The Sixth-Doctor-and-Jamie Big Finish trilogy continues in May with The Wreck of the Titan, in which the Doctor’s attempts to show Jamie the classy side of time travel with a holiday on the Queen Mary, which, unsurprisingly, goes wrong in short order. Barnaby Edwards takes up the storyline which City of Spires started, yet completely failed to explain. After a temporal-spacial wrong turn, the action begins on April 14 1912 – certainly a night to remember – on, you guessed it, the Titanic. Or does it?

Separated from the TARDIS, Jamie and the Doctor meet Chelsea socialite Tess and the Titanic‘s first officer, Teddy. But before things can go from bad to worse, the story gets weirder… and it doesn’t stop getting weirder until about thirty seconds from the end. The Wreck of the Titan will end up being a divisive release; there’s a lot to love about seeing (okay, hearing) the incomparable Frazer Hines return to Doctor Who opposite the wonderful Colin Baker, and people who are mostly interested in that aspect of it will find plenty about which to be happy.

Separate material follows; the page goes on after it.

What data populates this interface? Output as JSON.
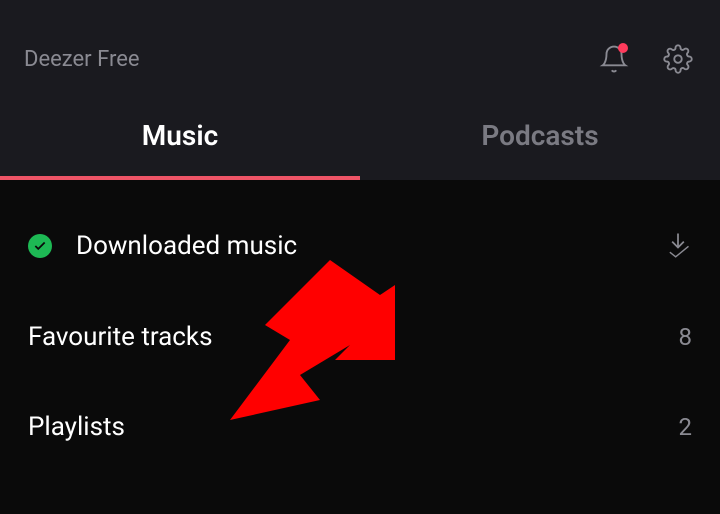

Unfortunately, there’s also a lot to dislike, both plot-wise and, atypically, production-wise. Big Finish is generally impeccable when it comes to sound design, but Part Three of The Wreck of the Titan begins with such a long stretch of dialogue-free noise that the listener could be forgiven for wondering if something is wrong with the CD. In a couple of other places, there are ambitious scenes relying mostly on sound which don’t quite work. Combined with a bit of direction which sends a proven actor in a delicate scene slightly over the top, there are several points in the story where the listener can easily be thrown out of the narrative.

The plot, as well, goes pretty far off the tracks in terms of believability before being rescued in the final moments… and for a show about a 900-year-old alien who changes faces when he dies and travels through time in a dimensionally transcendental wooden box, that’s really saying something. To be fair, the end of the story provides a reasonable explanation for the earlier “Whuh-?” moments, but in the mean time, suspension of disbelief is going to take some pretty heavy-duty bungee cords.

So, bottom line: if you love Jamie and aren’t put off by an “out there” plot populated by, shall we say, occasionally larger-than-life acting, then The Wreck of the Titan has many moments which will make you smile. If, on the other hand, you frequently find yourself nitpicking plot points which don’t quite make sense, then, well, The Wreck of the Titan will keep you busy for the next couple of days. Especially when you try to figure out if the last-minute revelation actually succeeds in plugging all of the plot holes or not.

Personally, I still haven’t decided on that point. I think a final thumbs-up or thumbs-down will have to wait for next month’s release, Legend of the Cybermen.

The Wreck of the Titan (by Barnaby Edwards; starring Colin Baker, Frazer Hines) was released by Big Finish Productions in May 2010.